Once again, "lack of patriotism" (i.e. anti-Americanism, anti-Russianism) is mobilized to silence stories about the crimes of government, whether under Stalin or Bush. As a political weapon, patriotism proves effective for muffling dissent. Giges goes on to describe the impact of the Russian government's history campaign on education:
The presidential administration has promoted its own textbook, The Modern History of Russia, 1945-2006: A Teacher’s Handbook. According to one of its authors, the Kremlin propagandist Pavel Danilin, its aim is to present Russian history ‘not as a depressing sequence of misfortunes and mistakes but as something to instill pride in one’s country. This is precisely how teachers much teach history and not smear the Motherland with mud.’
Danilin is a close associate of Gleb Pavlovsky, a presidential adviser and the editor of the Russian Journal, which aims to create an intellectual base for Putin’s pseudo-democracy.
A special December issue on the ‘Politics of Memory’ was published to coincide with the raid on Memorial.
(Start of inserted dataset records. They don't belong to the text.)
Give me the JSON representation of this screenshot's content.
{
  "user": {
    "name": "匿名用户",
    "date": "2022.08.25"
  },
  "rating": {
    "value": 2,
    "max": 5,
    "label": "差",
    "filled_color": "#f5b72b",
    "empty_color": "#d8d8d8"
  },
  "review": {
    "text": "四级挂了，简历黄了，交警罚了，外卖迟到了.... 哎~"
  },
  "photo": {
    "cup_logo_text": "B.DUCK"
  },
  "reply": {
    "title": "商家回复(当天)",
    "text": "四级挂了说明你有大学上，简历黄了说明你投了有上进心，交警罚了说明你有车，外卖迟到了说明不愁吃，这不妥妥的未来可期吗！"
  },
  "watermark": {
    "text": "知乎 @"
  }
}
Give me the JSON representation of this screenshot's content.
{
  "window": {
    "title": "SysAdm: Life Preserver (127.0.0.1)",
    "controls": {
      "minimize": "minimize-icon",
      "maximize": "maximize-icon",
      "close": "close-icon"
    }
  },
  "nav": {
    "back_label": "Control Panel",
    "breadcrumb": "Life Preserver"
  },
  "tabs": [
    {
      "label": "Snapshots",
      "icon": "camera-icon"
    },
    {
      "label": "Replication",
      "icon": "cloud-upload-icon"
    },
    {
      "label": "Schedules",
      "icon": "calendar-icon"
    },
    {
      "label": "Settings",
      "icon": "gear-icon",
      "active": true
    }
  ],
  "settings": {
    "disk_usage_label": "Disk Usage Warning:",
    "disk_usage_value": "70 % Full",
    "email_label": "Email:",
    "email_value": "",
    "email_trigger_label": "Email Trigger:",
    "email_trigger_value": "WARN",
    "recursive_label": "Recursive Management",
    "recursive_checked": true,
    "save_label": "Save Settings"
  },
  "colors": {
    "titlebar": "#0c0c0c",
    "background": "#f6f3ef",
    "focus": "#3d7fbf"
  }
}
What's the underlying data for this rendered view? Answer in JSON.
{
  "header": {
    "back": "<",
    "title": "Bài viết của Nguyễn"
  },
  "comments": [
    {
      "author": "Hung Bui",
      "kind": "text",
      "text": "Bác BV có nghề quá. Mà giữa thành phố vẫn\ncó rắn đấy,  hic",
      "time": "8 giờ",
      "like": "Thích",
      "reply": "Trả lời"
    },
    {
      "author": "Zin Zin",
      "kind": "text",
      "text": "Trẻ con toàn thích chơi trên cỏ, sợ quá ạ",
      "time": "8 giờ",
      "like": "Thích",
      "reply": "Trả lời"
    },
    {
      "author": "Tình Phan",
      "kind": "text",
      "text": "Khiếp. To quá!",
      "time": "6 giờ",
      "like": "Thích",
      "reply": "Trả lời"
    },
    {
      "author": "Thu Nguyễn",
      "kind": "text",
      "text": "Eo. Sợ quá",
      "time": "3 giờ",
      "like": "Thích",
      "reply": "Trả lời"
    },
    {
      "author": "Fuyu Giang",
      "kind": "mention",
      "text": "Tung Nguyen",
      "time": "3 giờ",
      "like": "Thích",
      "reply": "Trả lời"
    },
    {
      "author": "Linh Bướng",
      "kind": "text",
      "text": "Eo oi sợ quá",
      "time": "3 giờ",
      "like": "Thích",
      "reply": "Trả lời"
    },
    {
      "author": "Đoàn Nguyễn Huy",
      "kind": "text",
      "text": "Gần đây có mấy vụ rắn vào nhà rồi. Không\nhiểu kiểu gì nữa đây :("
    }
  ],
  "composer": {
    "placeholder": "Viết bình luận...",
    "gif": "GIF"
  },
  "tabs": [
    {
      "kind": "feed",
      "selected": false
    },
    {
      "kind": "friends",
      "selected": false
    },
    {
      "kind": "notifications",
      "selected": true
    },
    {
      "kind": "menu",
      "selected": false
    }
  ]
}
It contained two articles viciously attacking the work of Memorial for playing into the hands foreign historians accused of setting out to blacken Soviet history by focusing on Stalin’s crimes.
Pavlovsky is an interesting fellow-- a man with a poisonous past. According to the wikipedia, Pavlovsky was possibly involved in the highly controversial Ukranian presidential election of 2004, supporting the defeated Viktor Yanukovych. In 2005, a tapped phone conversation that mentioned his named aired on a Kievan news channel. This tape connected him to the dioxin poisoning of Ukrianian president Viktor Yushchenko-- a connection which Pavlovsky denies.
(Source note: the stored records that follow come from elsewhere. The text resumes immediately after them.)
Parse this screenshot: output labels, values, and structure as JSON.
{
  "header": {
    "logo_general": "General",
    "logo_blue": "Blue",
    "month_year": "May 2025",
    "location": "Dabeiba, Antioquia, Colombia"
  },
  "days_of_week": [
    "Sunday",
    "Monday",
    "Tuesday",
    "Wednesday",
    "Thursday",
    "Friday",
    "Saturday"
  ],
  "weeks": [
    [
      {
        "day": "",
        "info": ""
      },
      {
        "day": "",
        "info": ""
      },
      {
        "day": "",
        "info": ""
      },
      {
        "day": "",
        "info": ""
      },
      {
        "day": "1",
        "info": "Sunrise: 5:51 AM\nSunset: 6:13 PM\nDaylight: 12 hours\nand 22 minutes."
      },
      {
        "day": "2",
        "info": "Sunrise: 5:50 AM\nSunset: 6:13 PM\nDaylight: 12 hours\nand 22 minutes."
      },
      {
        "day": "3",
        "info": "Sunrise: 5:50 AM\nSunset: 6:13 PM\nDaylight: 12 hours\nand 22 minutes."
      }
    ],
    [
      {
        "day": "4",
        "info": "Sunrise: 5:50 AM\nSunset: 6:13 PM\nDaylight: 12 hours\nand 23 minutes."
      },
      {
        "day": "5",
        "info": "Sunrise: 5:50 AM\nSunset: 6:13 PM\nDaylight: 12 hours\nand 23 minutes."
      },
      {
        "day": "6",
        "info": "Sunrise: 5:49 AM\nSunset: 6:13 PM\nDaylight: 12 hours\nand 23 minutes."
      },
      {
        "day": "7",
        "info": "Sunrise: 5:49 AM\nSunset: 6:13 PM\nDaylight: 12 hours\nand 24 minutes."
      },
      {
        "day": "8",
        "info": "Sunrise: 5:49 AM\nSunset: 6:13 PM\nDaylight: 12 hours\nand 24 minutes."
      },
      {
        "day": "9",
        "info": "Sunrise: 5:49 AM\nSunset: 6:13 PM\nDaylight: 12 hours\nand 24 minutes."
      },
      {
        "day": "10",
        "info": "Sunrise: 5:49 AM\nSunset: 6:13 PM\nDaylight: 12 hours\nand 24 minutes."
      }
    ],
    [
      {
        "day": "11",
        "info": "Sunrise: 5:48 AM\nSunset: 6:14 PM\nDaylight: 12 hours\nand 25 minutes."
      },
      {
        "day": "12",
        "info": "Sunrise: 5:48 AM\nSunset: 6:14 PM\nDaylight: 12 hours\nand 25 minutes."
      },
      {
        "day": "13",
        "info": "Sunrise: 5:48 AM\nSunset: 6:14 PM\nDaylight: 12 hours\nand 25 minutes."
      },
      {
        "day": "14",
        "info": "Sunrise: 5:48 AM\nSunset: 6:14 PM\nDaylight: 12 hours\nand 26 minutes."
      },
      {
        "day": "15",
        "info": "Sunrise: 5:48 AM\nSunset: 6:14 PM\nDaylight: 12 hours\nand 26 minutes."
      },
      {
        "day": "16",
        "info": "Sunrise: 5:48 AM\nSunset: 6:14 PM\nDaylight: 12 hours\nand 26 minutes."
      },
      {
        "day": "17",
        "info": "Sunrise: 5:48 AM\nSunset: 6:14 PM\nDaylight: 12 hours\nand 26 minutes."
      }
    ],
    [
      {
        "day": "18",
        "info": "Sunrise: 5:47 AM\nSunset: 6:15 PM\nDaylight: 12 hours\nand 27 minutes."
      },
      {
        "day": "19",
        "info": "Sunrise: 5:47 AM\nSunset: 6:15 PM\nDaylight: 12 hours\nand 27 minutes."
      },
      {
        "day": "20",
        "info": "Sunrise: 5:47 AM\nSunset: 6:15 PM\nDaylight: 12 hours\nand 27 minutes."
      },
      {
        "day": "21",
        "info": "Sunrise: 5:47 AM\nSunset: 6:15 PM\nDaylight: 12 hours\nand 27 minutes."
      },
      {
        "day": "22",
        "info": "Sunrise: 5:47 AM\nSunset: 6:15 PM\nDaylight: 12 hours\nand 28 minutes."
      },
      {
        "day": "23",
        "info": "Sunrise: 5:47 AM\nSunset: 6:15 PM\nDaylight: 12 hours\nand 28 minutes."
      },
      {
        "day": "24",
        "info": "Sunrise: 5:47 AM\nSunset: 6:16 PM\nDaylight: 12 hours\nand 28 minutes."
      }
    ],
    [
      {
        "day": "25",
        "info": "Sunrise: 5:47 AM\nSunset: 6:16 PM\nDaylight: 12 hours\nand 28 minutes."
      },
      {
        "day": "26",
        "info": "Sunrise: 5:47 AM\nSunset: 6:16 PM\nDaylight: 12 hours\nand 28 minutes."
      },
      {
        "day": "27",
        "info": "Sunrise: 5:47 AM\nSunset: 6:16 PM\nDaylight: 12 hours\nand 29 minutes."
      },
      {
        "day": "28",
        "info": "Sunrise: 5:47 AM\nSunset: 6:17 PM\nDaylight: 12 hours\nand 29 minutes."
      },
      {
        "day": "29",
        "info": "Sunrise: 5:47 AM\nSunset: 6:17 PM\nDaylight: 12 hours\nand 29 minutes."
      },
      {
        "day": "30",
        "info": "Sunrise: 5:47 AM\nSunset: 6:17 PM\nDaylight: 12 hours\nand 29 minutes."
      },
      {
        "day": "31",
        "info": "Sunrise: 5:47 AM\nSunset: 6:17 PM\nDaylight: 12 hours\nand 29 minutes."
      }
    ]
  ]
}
To get a sense of Pavlovsky's politics, one must look at his fellow pro-Kremlin "political technologists" (a term used by Pavlovsky to describe his technocracy-loving outlook). For example, Russian State Duma member Sergei Markov, who is also the deputy chairman of the Public Chamber's Committee For International Cooperation and Public Diplomacy, worked with Pavlovsky on Yanokovych's election campaign. He and Pavlovsky regularly provide lectures and presentations for the pro-Kremlin youth group, Nashi, in which they complain that Russia is encircled by enemie regimes controlled by the US. Both believe Russia should have intervened to impose its will in the Ukraine's "Orange Revolution". Markov's position as a diplomat makes it difficult to understand the the difference between diplomacy and overt hostility:
Markov blamed the armed conflict in Georgia on the United States and accused America of planning a civil war in Ukraine. "First, [U.S. Vice President Dick] Cheney threw the Georgian people under Russian tanks, knowing exactly how it would end," said Markov. "And now they are ready to throw the Ukrainian people in this furnace. They are ready now to provoke the maximum destabilization in Ukraine."
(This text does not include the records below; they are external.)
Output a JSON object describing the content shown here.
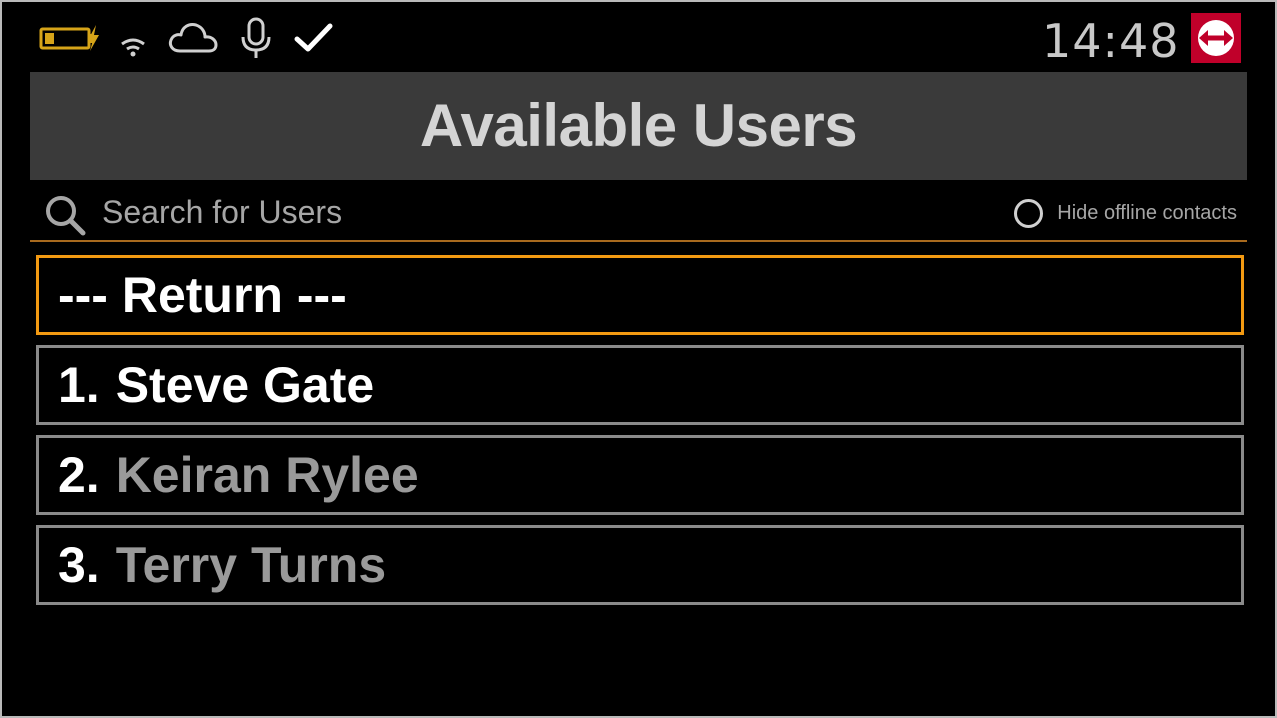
{
  "status_bar": {
    "icons": [
      "battery-charging-icon",
      "wifi-icon",
      "cloud-icon",
      "microphone-icon",
      "checkmark-icon"
    ],
    "clock": "14:48",
    "app_logo": "teamviewer-logo"
  },
  "header": {
    "title": "Available Users"
  },
  "search": {
    "placeholder": "Search for Users",
    "value": "",
    "hide_offline_label": "Hide offline contacts",
    "hide_offline_checked": false
  },
  "list": {
    "return_label": "--- Return ---",
    "users": [
      {
        "number": "1.",
        "name": "Steve Gate",
        "status": "online"
      },
      {
        "number": "2.",
        "name": "Keiran Rylee",
        "status": "offline"
      },
      {
        "number": "3.",
        "name": "Terry Turns",
        "status": "offline"
      }
    ]
  },
  "colors": {
    "accent_orange": "#f39a12",
    "divider_orange": "#a86a1e",
    "battery_yellow": "#d6a419",
    "logo_red": "#c0002a",
    "title_bar": "#3a3a3a",
    "item_border": "#8a8a8a",
    "offline_text": "#9a9a9a"
  }
}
It seems clear that a new history is being established in Russia- a history which openly encourages political and economic nationalism, as well as white-washing of communism's crimes. The Kremlin intellectuals are hard at work writing this new history, as the Russian police move quickly to eliminate any contesting narratives. Meanwhile, the Russian government does little to hide its frustration with "human rights" and other ideas which prevents it from engaging in the sort of violent internal and external policy it prefers. Unfortunately, the United States is not in a position to criticize the Kremlin's censorship or military aggression. One might even go so far as to suggest that the American government has been a source of great inspiration and justification for rights violations and military aggression over the past eight years.